Because most philosophies that frown on reproduction don't survive.

Thursday, May 11, 2006

Foreign Made Junk

This morning's Wall Street Journal featured an article about what constitutes an 'American made' car. You see, it seems that the new Ford Mustang is made of of 65% american manufactured parts, while the Toyota Sienna is made of 90% American made parts. So, which is the icon of Americanism?

I get my share of grief for driving a Toyota Camry -- especially given that several of our friends parents and/or grandparents rely for a living on the solvency of the GM pension fund. But as GM and Ford increasingly buy parts from overseas, and even have their cars assembled abroad, the distinction between American and Foreign-made gets increasingly fuzzy. I'm not sure you can even get a Sienna minivan in Japan.

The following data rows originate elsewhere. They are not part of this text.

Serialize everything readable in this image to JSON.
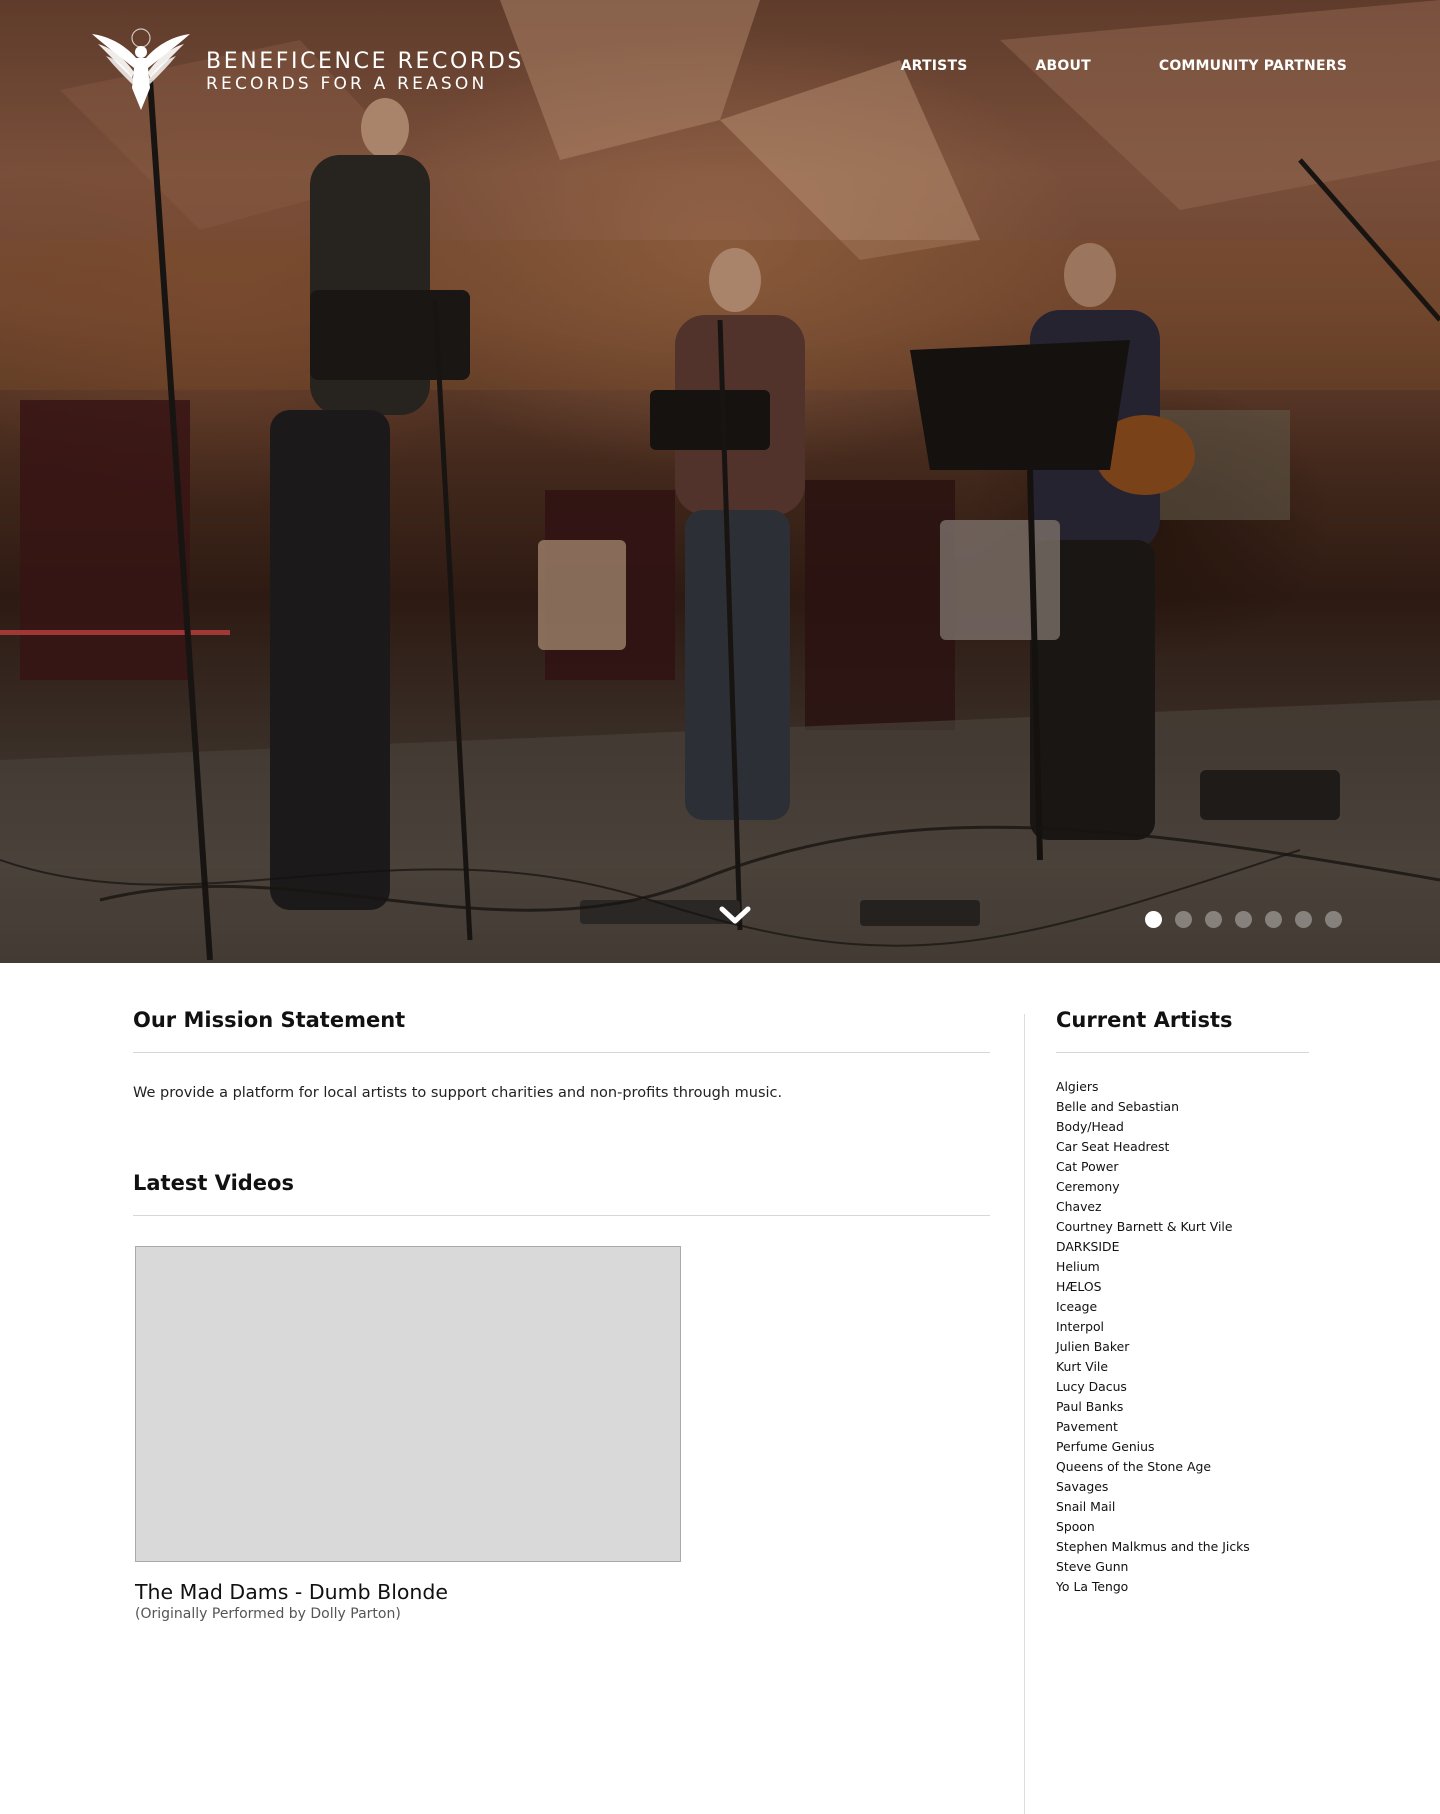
{
  "site": {
    "title": "BENEFICENCE RECORDS",
    "tagline": "RECORDS FOR A REASON",
    "brand_color": "#ffffff"
  },
  "nav": {
    "items": [
      {
        "label": "ARTISTS"
      },
      {
        "label": "ABOUT"
      },
      {
        "label": "COMMUNITY PARTNERS"
      }
    ]
  },
  "hero": {
    "slide_count": 7,
    "active_slide": 1,
    "scroll_icon": "chevron-down-icon"
  },
  "mission": {
    "heading": "Our Mission Statement",
    "text": "We provide a platform for local artists to support charities and non-profits through music."
  },
  "videos": {
    "heading": "Latest Videos",
    "items": [
      {
        "title": "The Mad Dams - Dumb Blonde",
        "subtitle": "(Originally Performed by Dolly Parton)"
      }
    ]
  },
  "sidebar": {
    "heading": "Current Artists",
    "artists": [
      "Algiers",
      "Belle and Sebastian",
      "Body/Head",
      "Car Seat Headrest",
      "Cat Power",
      "Ceremony",
      "Chavez",
      "Courtney Barnett & Kurt Vile",
      "DARKSIDE",
      "Helium",
      "HÆLOS",
      "Iceage",
      "Interpol",
      "Julien Baker",
      "Kurt Vile",
      "Lucy Dacus",
      "Paul Banks",
      "Pavement",
      "Perfume Genius",
      "Queens of the Stone Age",
      "Savages",
      "Snail Mail",
      "Spoon",
      "Stephen Malkmus and the Jicks",
      "Steve Gunn",
      "Yo La Tengo"
    ]
  }
}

Not only are they manufactured in the US, but the whole concept of a 7-8 seat van with more cup-holders than the mind can grasp is very alien to just about any market other than the US. The Sienna is, in its way, as much a product of American driving tastes as the lumbering Ford Excursion.

At the end of the day, I shop pretty strictly by car quality rather than assembly location. I think one of the reasons the Big Three auto makers got so far behind the curve in the 80s is that there were way too many people willing to buy American regardless of design or quality. As more and more Hondas, Toyotas, Nissans and even BMWs (none of those X5 and X3 BMW SUVs have ever seen Bohemia) roll off assembly lines in the American South and Southwest, it seems to me that Ford and GM need to come up with a better explanation of why people should buy their products than that buying a foreign brand will put American workers out of a job.


Fr Martin Fox said...

It seems "buy American" is simply cover for saying, "buy union" -- but saying that would reveal the coercion underlying the sentiment.

Either that, or its a reaction against the "unamerican-ness" of the corporate leadership, and that isn't very nice, is it? Particularly since Chrysler is a U.S.-European company -- does buying Chrysler cars count?

bearing said...

A car that is essentially equivalent to the Sienna (with one major difference) is sold in Japan under a different name: the Estima.

The difference: It's a hybrid.

The Sienna is probably going to be the first mass-produced hybrid minivan sold in the U. S., if Toyota ever gets around to it. I wish they would hurry, as I plan to buy a Sienna in the next couple of years. I would so like it to be a hybrid.

mrsdarwin said...

We want to buy a Sienna, but the price tag is still rather prohibitive for us. Maybe in a few years... I don't have strong opinions on buying a hybrid, but if one can recoup the initial investment through better gas mileage that would be a point in its favor.

bearing said...

Well, I'll let you know how it is when I get mine :-)

When it became clear we were going to need to get a bigger vehicle (I'm pg with #3 right now and 3 carseats/boosters don't fit well in my existing car), I saw how many minivans there were to choose from and, in order to decrease the field, decreed: IT SHALL SEAT EIGHT. This narrowed the choices on car chassis down to three. Since then, two of them (Chevy Venture and Ford Taurus wagon) have stopped being made.

I suppose we could go to a full-size van, but I think the Sienna beats 'em on gas mileage. And mileage is pretty important to us.

Anonymous said...

We have a Grand Caravan, and it has served us well. It's a '99 with 130,000 miles, (90k of which isn't ours). We got it cheap ($5K cash), and have had to do minimal repairs here and there as well as a new transmission. However, the sum cost of all that, still puts us ahead today of where we would have been had we bought a new minivan back in '03 (assuming $20k+ pricetag).

I've noticed that "American" cars are now catching up to their "Japanese" counterparts with respect to reliability as well.

Sure, I wouldn't mind a new vehicle, but I really don't want a car payment. Besides, a Suburban (seats up to 9) is more my style. It's built around the same drive-train and chassis as my truck, which will last "forever" with proper maintenance. It's built "tough" because it serves as a backbone in so many commercial and agricultural settings. I can live with the gas bill. However, I don't see myself dishing out $35k+ on a new vehicle any time soon.